The electronic version of this article is the complete one and can be found online at: http://www.retrovirology.com/content/9/S2/P77


Published:13 September 2012

© 2012 Jacob et al; licensee BioMed Central Ltd.

This is an Open Access article distributed under the terms of the Creative Commons Attribution License (http://creativecommons.org/licenses/by/2.0), which permits unrestricted use, distribution, and reproduction in any medium, provided the original work is properly cited.

Background

The first antibody-inducing HIV-1 vaccines are unlikely to protect against all HIV-1 isolates. There is thus a danger that a vaccine will select for HIV-1 viruses that are highly resistant to antibody-mediated neutralization. We sought to identify and characterize such viruses.

Methods

A diverse panel of 24 HIV-1 pseudoviruses was tested for neutralization resistance using two sets of samples from ARV-naive HIV-1-infected individuals selected for good neutralizers: sera from South Africa donors (n=68, infected >1 year, subtype C predominant area) and CRF02_AG-infected plasma samples from Cameroon donors (n=12, good neutralizers selected from 22 samples).

Results

Sensitivity to South Africa sera by subtype was C>B≈CRF02_AG>A. Importantly, and in contrast to previous reports, CRF02_AG plasma neutralized CRF02_AG viruses better than other panel viruses (“within-subtype neutralization”).

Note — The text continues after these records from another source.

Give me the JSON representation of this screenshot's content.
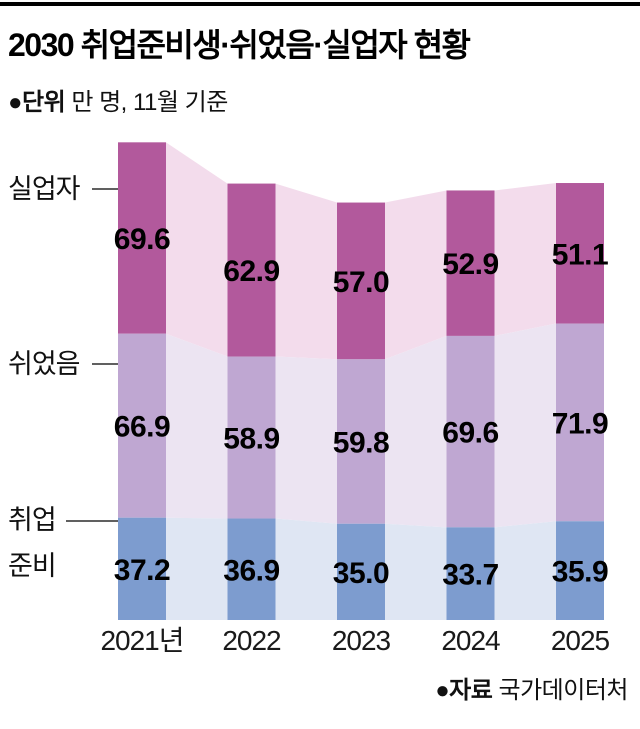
{
  "header": {
    "title": "2030 취업준비생·쉬었음·실업자 현황",
    "unit_bold": "●단위",
    "unit_text": " 만 명, 11월 기준"
  },
  "chart_data": {
    "type": "bar",
    "variant": "stacked-columns-with-flow-bands",
    "title": "2030 취업준비생·쉬었음·실업자 현황",
    "unit": "만 명",
    "as_of": "11월 기준",
    "categories": [
      "2021년",
      "2022",
      "2023",
      "2024",
      "2025"
    ],
    "series": [
      {
        "name": "실업자",
        "key": "unemployed",
        "label_lines": [
          "실업자"
        ],
        "color": "#b2599c",
        "flow_color": "#f3dcec",
        "values": [
          69.6,
          62.9,
          57.0,
          52.9,
          51.1
        ]
      },
      {
        "name": "쉬었음",
        "key": "inactive",
        "label_lines": [
          "쉬었음"
        ],
        "color": "#bfa7d2",
        "flow_color": "#ece4f2",
        "values": [
          66.9,
          58.9,
          59.8,
          69.6,
          71.9
        ]
      },
      {
        "name": "취업준비",
        "key": "job-prep",
        "label_lines": [
          "취업",
          "준비"
        ],
        "color": "#7d9ccf",
        "flow_color": "#dfe6f3",
        "values": [
          37.2,
          36.9,
          35.0,
          33.7,
          35.9
        ]
      }
    ],
    "stack_order_top_to_bottom": [
      "실업자",
      "쉬었음",
      "취업준비"
    ],
    "legend_position": "left-of-first-column",
    "grid": false
  },
  "footer": {
    "source_bold": "●자료",
    "source_text": " 국가데이터처"
  }
}
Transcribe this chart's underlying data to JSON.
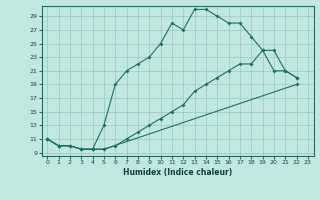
{
  "xlabel": "Humidex (Indice chaleur)",
  "bg_color": "#c0e8e0",
  "grid_color": "#98c8c0",
  "line_color": "#1a7068",
  "xlim": [
    -0.5,
    23.5
  ],
  "ylim": [
    8.5,
    30.5
  ],
  "yticks": [
    9,
    11,
    13,
    15,
    17,
    19,
    21,
    23,
    25,
    27,
    29
  ],
  "xticks": [
    0,
    1,
    2,
    3,
    4,
    5,
    6,
    7,
    8,
    9,
    10,
    11,
    12,
    13,
    14,
    15,
    16,
    17,
    18,
    19,
    20,
    21,
    22,
    23
  ],
  "line1_x": [
    0,
    1,
    2,
    3,
    4,
    5,
    6,
    7,
    8,
    9,
    10,
    11,
    12,
    13,
    14,
    15,
    16,
    17,
    18,
    19,
    20,
    21,
    22
  ],
  "line1_y": [
    11,
    10,
    10,
    9.5,
    9.5,
    13,
    19,
    21,
    22,
    23,
    25,
    28,
    27,
    30,
    30,
    29,
    28,
    28,
    26,
    24,
    21,
    21,
    20
  ],
  "line2_x": [
    0,
    1,
    2,
    3,
    4,
    5,
    6,
    7,
    8,
    9,
    10,
    11,
    12,
    13,
    14,
    15,
    16,
    17,
    18,
    19,
    20,
    21,
    22
  ],
  "line2_y": [
    11,
    10,
    10,
    9.5,
    9.5,
    9.5,
    10,
    11,
    12,
    13,
    14,
    15,
    16,
    18,
    19,
    20,
    21,
    22,
    22,
    24,
    24,
    21,
    20
  ],
  "line3_x": [
    0,
    1,
    2,
    3,
    4,
    5,
    22
  ],
  "line3_y": [
    11,
    10,
    10,
    9.5,
    9.5,
    9.5,
    19
  ]
}
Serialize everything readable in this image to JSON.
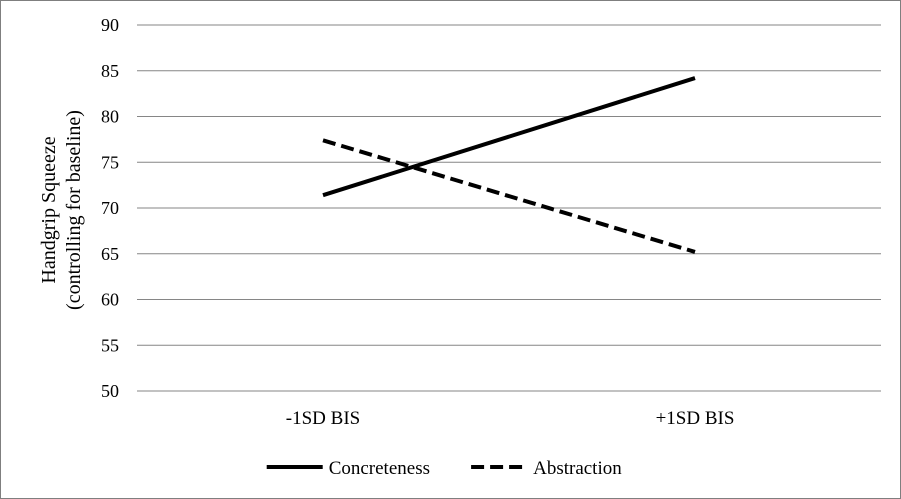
{
  "chart_data": {
    "type": "line",
    "categories": [
      "-1SD BIS",
      "+1SD BIS"
    ],
    "series": [
      {
        "name": "Concreteness",
        "values": [
          71.4,
          84.2
        ],
        "style": "solid",
        "color": "#000000"
      },
      {
        "name": "Abstraction",
        "values": [
          77.4,
          65.2
        ],
        "style": "dashed",
        "color": "#000000"
      }
    ],
    "title": "",
    "xlabel": "",
    "ylabel_lines": [
      "Handgrip Squeeze",
      "(controlling for baseline)"
    ],
    "ylim": [
      50,
      90
    ],
    "yticks": [
      50,
      55,
      60,
      65,
      70,
      75,
      80,
      85,
      90
    ],
    "grid": true,
    "gridColor": "#868686",
    "legend_position": "bottom"
  }
}
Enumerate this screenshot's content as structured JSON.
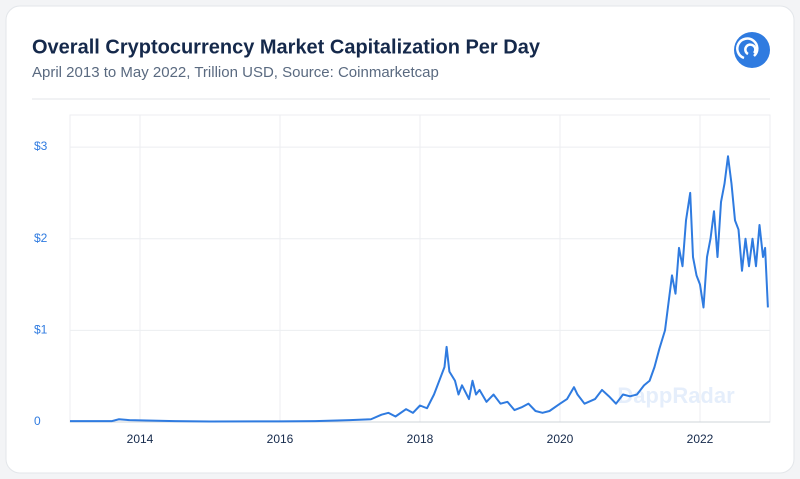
{
  "chart_data": {
    "type": "line",
    "title": "Overall Cryptocurrency Market Capitalization Per Day",
    "subtitle": "April 2013 to May 2022, Trillion USD, Source: Coinmarketcap",
    "watermark": "DappRadar",
    "x": [
      2013.0,
      2013.6,
      2013.7,
      2013.85,
      2014.5,
      2015.0,
      2016.0,
      2016.5,
      2017.0,
      2017.3,
      2017.45,
      2017.55,
      2017.65,
      2017.8,
      2017.9,
      2018.0,
      2018.1,
      2018.2,
      2018.3,
      2018.35,
      2018.38,
      2018.42,
      2018.5,
      2018.55,
      2018.6,
      2018.7,
      2018.75,
      2018.8,
      2018.85,
      2018.95,
      2019.05,
      2019.15,
      2019.25,
      2019.35,
      2019.45,
      2019.55,
      2019.65,
      2019.75,
      2019.85,
      2020.0,
      2020.1,
      2020.2,
      2020.25,
      2020.35,
      2020.5,
      2020.6,
      2020.7,
      2020.8,
      2020.9,
      2021.0,
      2021.1,
      2021.2,
      2021.28,
      2021.35,
      2021.42,
      2021.5,
      2021.55,
      2021.6,
      2021.65,
      2021.7,
      2021.75,
      2021.8,
      2021.86,
      2021.9,
      2021.95,
      2022.0,
      2022.05,
      2022.1,
      2022.15,
      2022.2,
      2022.25,
      2022.3,
      2022.35,
      2022.4,
      2022.45,
      2022.5,
      2022.55,
      2022.6,
      2022.65,
      2022.7,
      2022.75,
      2022.8,
      2022.85,
      2022.9,
      2022.93,
      2022.97
    ],
    "series": [
      {
        "name": "Market Capitalization",
        "color": "#2f7be0",
        "values": [
          0.01,
          0.01,
          0.03,
          0.02,
          0.01,
          0.005,
          0.007,
          0.01,
          0.02,
          0.03,
          0.08,
          0.1,
          0.06,
          0.14,
          0.1,
          0.18,
          0.15,
          0.3,
          0.5,
          0.6,
          0.82,
          0.55,
          0.45,
          0.3,
          0.4,
          0.25,
          0.45,
          0.3,
          0.35,
          0.22,
          0.3,
          0.2,
          0.22,
          0.13,
          0.16,
          0.2,
          0.12,
          0.1,
          0.12,
          0.2,
          0.25,
          0.38,
          0.3,
          0.2,
          0.25,
          0.35,
          0.28,
          0.2,
          0.3,
          0.28,
          0.3,
          0.4,
          0.45,
          0.6,
          0.8,
          1.0,
          1.3,
          1.6,
          1.4,
          1.9,
          1.7,
          2.2,
          2.5,
          1.8,
          1.6,
          1.5,
          1.25,
          1.8,
          2.0,
          2.3,
          1.8,
          2.4,
          2.6,
          2.9,
          2.6,
          2.2,
          2.1,
          1.65,
          2.0,
          1.7,
          2.0,
          1.7,
          2.15,
          1.8,
          1.9,
          1.25
        ]
      }
    ],
    "xlim": [
      2013.0,
      2023.0
    ],
    "xticks": [
      2014,
      2016,
      2018,
      2020,
      2022
    ],
    "ylim": [
      0,
      3.35
    ],
    "yticks": [
      0,
      {
        "value": 1,
        "label": "$1"
      },
      {
        "value": 2,
        "label": "$2"
      },
      {
        "value": 3,
        "label": "$3"
      }
    ],
    "grid": true
  }
}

This included three (257-31, 251-18 and 33-7) of five CRF02_AG viruses previously designated as tier 3 (most resistant). This within-subtype neutralization testing showed that the other two tier 3 CRF02_AG panel viruses, 253-11 and 278-50 were highly resistant. Most CRF02_AG viruses, including 253-11 and 278-50 were sensitive to two membrane proximal external region (MPER)-specific monoclonal antibodies and soluble CD4 (sCD4), suggesting targets for neutralization of even these highly resistant viruses. This information may help design a global HIV-1 vaccine. We also propose testing viruses with within-subtype samples selected for good neutralizers in order to evaluate their neutralization resistance.

Conclusion

Some but not all CRF02_AG viruses are sensitive to neutralisation by CRF02_AG-derived plasma, even though most are previously reported as highly resistant (Tier 3). Further work is necessary to properly characterize such Tier 3 viruses. If research focus is not placed on such resistant viruses, a future partially effective HIV-1 vaccine may select for them.